Over the ensuing years, he braved homelessness, despair and at least four occasions when severe illness had him thinking he was soon to gasp his last breath.
But for the past five years, Coy, 45, has been working as a paid employee and an AIDS/HIV counselor for the Capitol Wellness Center, a marijuana dispensary with two locations in Sacramento.
Five years ago, Coy also told the state of California to stop sending him $800 in monthly disability checks. He suddenly had a paid job, a life to live, and people to serve.
"It's a miracle I'm up and running. I should be, by all medical accounts, right in an AIDS hospice," Coy said.
He works for a dispensary that has long had a core of AIDS or HIV patients who use medical marijuana to ease nausea or boost their appetites.
Coy, who takes 22 medications for conditions due to AIDS, also treats himself by smoking marijuana and consuming pot tinctures or brownies.
He says marijuana eases shooting pains he gets every morning in his legs and his shoulders due to chronic neuropathy, a degenerative nerve condition. He says pot also stopped him from "throwing up every day" due to the side effects of his medications.

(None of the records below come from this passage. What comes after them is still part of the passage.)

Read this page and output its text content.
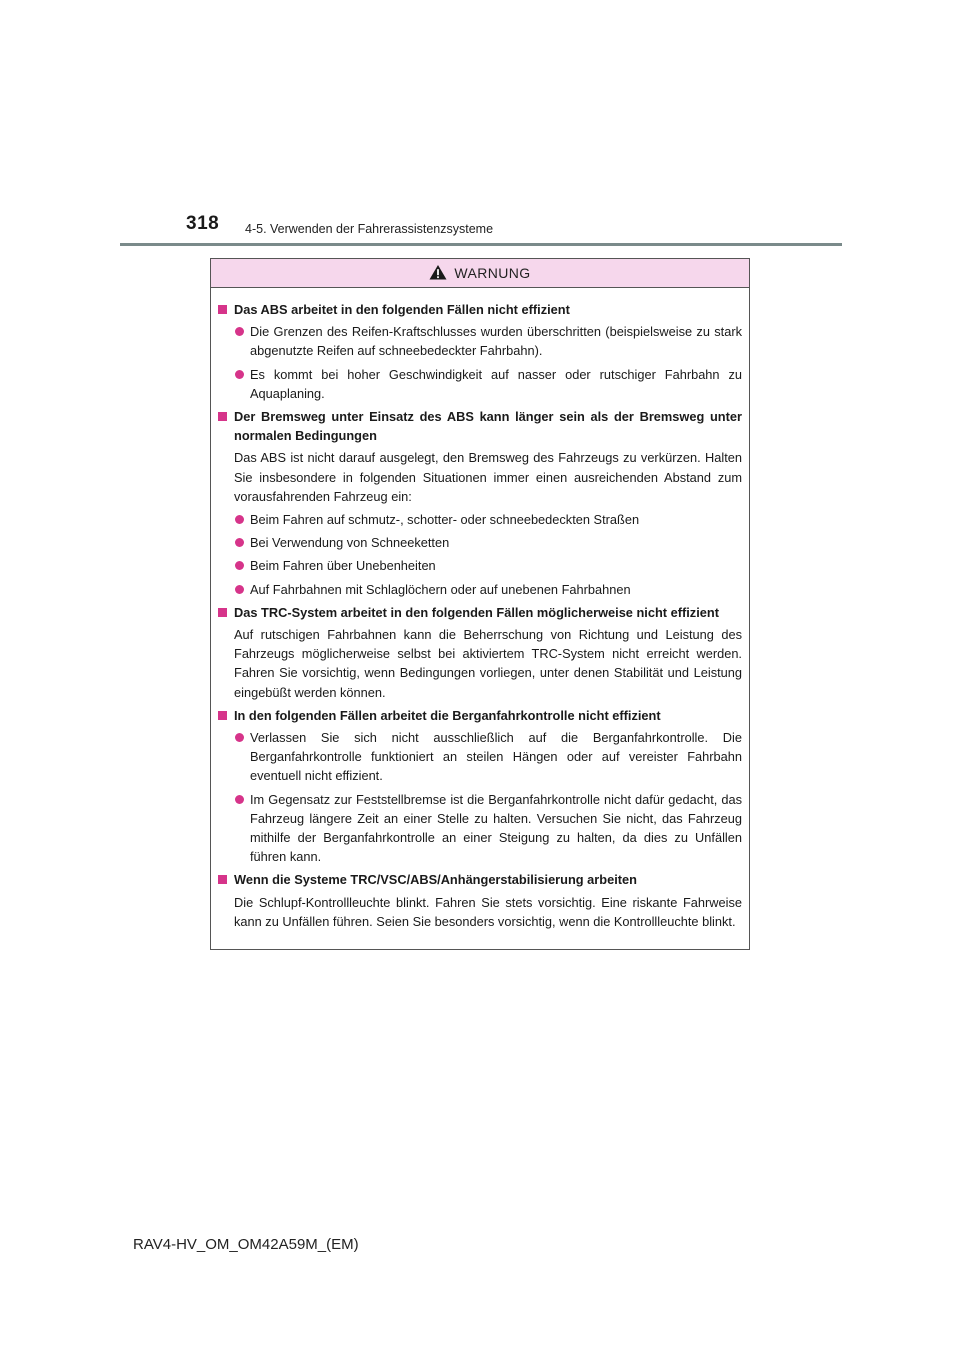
318 4-5. Verwenden der Fahrerassistenzsysteme
WARNUNG
Das ABS arbeitet in den folgenden Fällen nicht effizient
Die Grenzen des Reifen-Kraftschlusses wurden überschritten (beispielsweise zu stark abgenutzte Reifen auf schneebedeckter Fahrbahn).
Es kommt bei hoher Geschwindigkeit auf nasser oder rutschiger Fahrbahn zu Aquaplaning.
Der Bremsweg unter Einsatz des ABS kann länger sein als der Bremsweg unter normalen Bedingungen
Das ABS ist nicht darauf ausgelegt, den Bremsweg des Fahrzeugs zu verkürzen. Halten Sie insbesondere in folgenden Situationen immer einen ausreichenden Abstand zum vorausfahrenden Fahrzeug ein:
Beim Fahren auf schmutz-, schotter- oder schneebedeckten Straßen
Bei Verwendung von Schneeketten
Beim Fahren über Unebenheiten
Auf Fahrbahnen mit Schlaglöchern oder auf unebenen Fahrbahnen
Das TRC-System arbeitet in den folgenden Fällen möglicherweise nicht effizient
Auf rutschigen Fahrbahnen kann die Beherrschung von Richtung und Leistung des Fahrzeugs möglicherweise selbst bei aktiviertem TRC-System nicht erreicht werden. Fahren Sie vorsichtig, wenn Bedingungen vorliegen, unter denen Stabilität und Leistung eingebüßt werden können.
In den folgenden Fällen arbeitet die Berganfahrkontrolle nicht effizient
Verlassen Sie sich nicht ausschließlich auf die Berganfahrkontrolle. Die Berganfahrkontrolle funktioniert an steilen Hängen oder auf vereister Fahrbahn eventuell nicht effizient.
Im Gegensatz zur Feststellbremse ist die Berganfahrkontrolle nicht dafür gedacht, das Fahrzeug längere Zeit an einer Stelle zu halten. Versuchen Sie nicht, das Fahrzeug mithilfe der Berganfahrkontrolle an einer Steigung zu halten, da dies zu Unfällen führen kann.
Wenn die Systeme TRC/VSC/ABS/Anhängerstabilisierung arbeiten
Die Schlupf-Kontrollleuchte blinkt. Fahren Sie stets vorsichtig. Eine riskante Fahrweise kann zu Unfällen führen. Seien Sie besonders vorsichtig, wenn die Kontrollleuchte blinkt.
RAV4-HV_OM_OM42A59M_(EM)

Each Thursday, at the Capitol Wellness dispensary on 29th street, Coy finds fellowship as a group counselor for 15 to 20 AIDS/HIV patients. The sessions cover everything from uses of marijuana to dealing with the grief of losing a loved one to AIDS.

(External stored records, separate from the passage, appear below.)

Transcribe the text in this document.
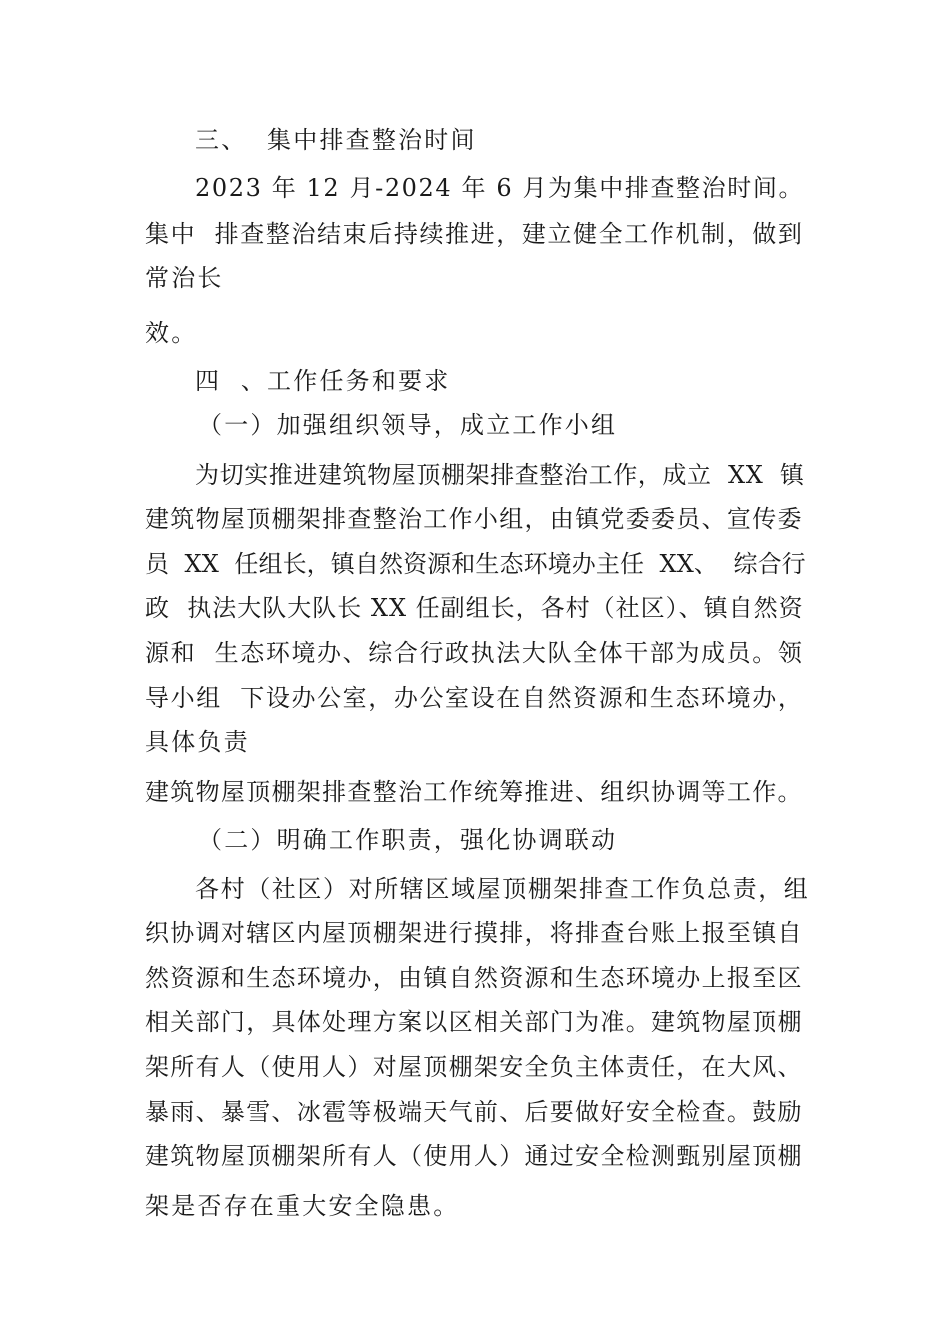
三、  集中排查整治时间
2023 年 12 月-2024 年 6 月为集中排查整治时间。
集中  排查整治结束后持续推进，建立健全工作机制，做到
常治长
效。
四  、工作任务和要求
（一）加强组织领导，成立工作小组
为切实推进建筑物屋顶棚架排查整治工作，成立  XX  镇
建筑物屋顶棚架排查整治工作小组，由镇党委委员、宣传委
员  XX  任组长，镇自然资源和生态环境办主任  XX、  综合行
政  执法大队大队长 XX 任副组长，各村（社区）、镇自然资
源和  生态环境办、综合行政执法大队全体干部为成员。领
导小组  下设办公室，办公室设在自然资源和生态环境办，
具体负责
建筑物屋顶棚架排查整治工作统筹推进、组织协调等工作。
（二）明确工作职责，强化协调联动
各村（社区）对所辖区域屋顶棚架排查工作负总责，组
织协调对辖区内屋顶棚架进行摸排，将排查台账上报至镇自
然资源和生态环境办，由镇自然资源和生态环境办上报至区
相关部门，具体处理方案以区相关部门为准。建筑物屋顶棚
架所有人（使用人）对屋顶棚架安全负主体责任，在大风、
暴雨、暴雪、冰雹等极端天气前、后要做好安全检查。鼓励
建筑物屋顶棚架所有人（使用人）通过安全检测甄别屋顶棚
架是否存在重大安全隐患。
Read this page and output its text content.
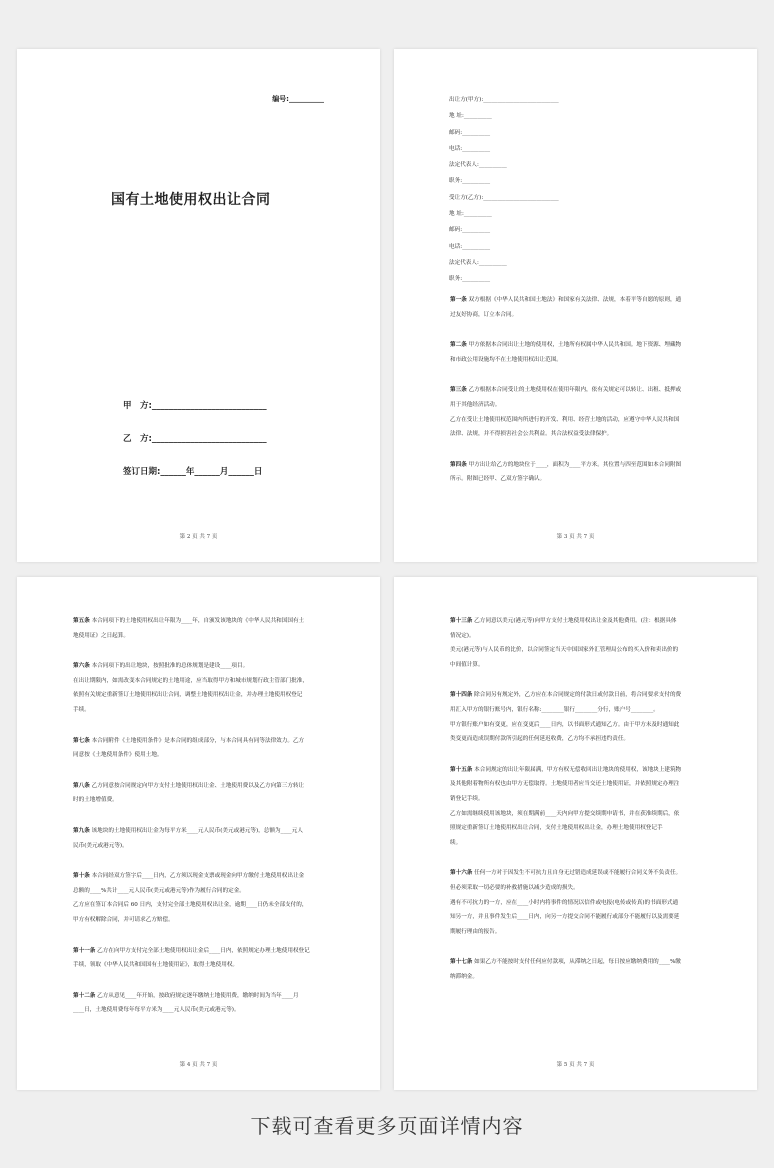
编号:__________
国有土地使用权出让合同
甲　方:___________________________
乙　方:___________________________
签订日期:______年______月______日
第 2 页 共 7 页
出让方(甲方):___________________________
地 址:__________
邮码:__________
电话:__________
法定代表人:__________
职务:__________
受让方(乙方):___________________________
地 址:__________
邮码:__________
电话:__________
法定代表人:__________
职务:__________

第一条 双方根据《中华人民共和国土地法》和国家有关法律、法规，本着平等自愿的原则，通

过友好协商，订立本合同。

第二条 甲方依据本合同出让土地的使用权，土地所有权属中华人民共和国。地下资源、埋藏物

和市政公用设施均不在土地使用权出让范围。

第三条 乙方根据本合同受让的土地使用权在使用年限内，依有关规定可以转让、出租、抵押或

用于其他经济活动。

乙方在受让土地使用权范围内所进行的开发、利用、经营土地的活动，应遵守中华人民共和国

法律、法规，并不得损害社会公共利益。其合法权益受法律保护。

第四条 甲方出让给乙方的地块位于____，面积为____平方米。其位置与四至范围如本合同附图

所示。附图已经甲、乙双方签字确认。

第 3 页 共 7 页

第五条 本合同项下的土地使用权出让年限为____年，自颁发该地块的《中华人民共和国国有土

地使用证》之日起算。

第六条 本合同项下的出让地块，按照批准的总体规划是建设____项目。

在出让期限内，如需改变本合同规定的土地用途，应当取得甲方和城市规划行政主管部门批准，

依照有关规定重新签订土地使用权出让合同，调整土地使用权出让金，并办理土地使用权登记

手续。

第七条 本合同附件《土地使用条件》是本合同的组成部分，与本合同具有同等法律效力。乙方

同意按《土地使用条件》使用土地。

第八条 乙方同意按合同规定向甲方支付土地使用权出让金、土地使用费以及乙方向第三方转让

时的土地增值费。

第九条 该地块的土地使用权出让金为每平方米____元人民币(美元或港元等)，总额为____元人

民币(美元或港元等)。

第十条 本合同经双方签字后____日内，乙方须以现金支票或现金向甲方缴付土地使用权出让金

总额的____%共计____元人民币(美元或港元等)作为履行合同的定金。

乙方应在签订本合同后 60 日内，支付完全部土地使用权出让金，逾期____日仍未全部支付的，

甲方有权解除合同，并可请求乙方赔偿。

第十一条 乙方在向甲方支付完全部土地使用权出让金后____日内，依照规定办理土地使用权登记

手续，领取《中华人民共和国国有土地使用证》，取得土地使用权。

第十二条 乙方从意见____年开始，按政府规定逐年缴纳土地使用费，缴纳时间为当年____月

____日，土地使用费每年每平方米为____元人民币(美元或港元等)。

第 4 页 共 7 页

第十三条 乙方同意以美元(港元等)向甲方支付土地使用权出让金及其他费用。(注：根据具体

情况定)。

美元(港元等)与人民币的比价，以合同签定当天中国国家外汇管理局公布的买入价和卖出价的

中间值计算。

第十四条 除合同另有规定外，乙方应在本合同规定的付款日或付款日前，将合同要求支付的费

用汇入甲方的银行账号内，银行名称:________银行________分行，账户号________。

甲方银行账户如有变更，应在变更后____日内，以书面形式通知乙方。由于甲方未及时通知此

类变更而造成误期付款所引起的任何延迟收费，乙方均不承担违约责任。

第十五条 本合同规定的出让年限届满，甲方有权无偿收回出让地块的使用权，该地块上建筑物

及其他附着物所有权也由甲方无偿取得。土地使用者应当交还土地使用证，并依照规定办理注

销登记手续。

乙方如需继续使用该地块，须在期满前____天内向甲方提交续期申请书，并在获准续期后，依

照规定重新签订土地使用权出让合同，支付土地使用权出让金，办理土地使用权登记手

续。

第十六条 任何一方对于因发生不可抗力且自身无过错造成延误或不能履行合同义务不负责任。

但必须采取一切必要的补救措施以减少造成的损失。

遇有不可抗力的一方，应在____小时内将事件的情况以信件或电报(电传或传真)的书面形式通

知另一方，并且事件发生后____日内，向另一方提交合同不能履行或部分不能履行以及需要延

期履行理由的报告。

第十七条 如果乙方不能按时支付任何应付款项，从滞纳之日起，每日按应缴纳费用的____%缴

纳滞纳金。

第 5 页 共 7 页
下载可查看更多页面详情内容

Coy knows the latter well. He recently lost his life partner to the disease.
But he says working with fellow patients enriches his life.
"I found that helping other people helps me keep my health better," he says.
Coy, who lives independently in West Sacramento, is a regular at regional meetings or demonstrations on behalf of AIDS/HIV patients or medical marijuana users. His activism has also ballooned to include an array of international economic and human rights issues.
He has protested the World Bank in demonstrations in Seattle and railed against the World Trade Organization in Washington D.C.
But the man who thought his death was imminent long ago said he found a sense of home working in a marijuana dispensary.
"I love my job," he says. "It gave me life again."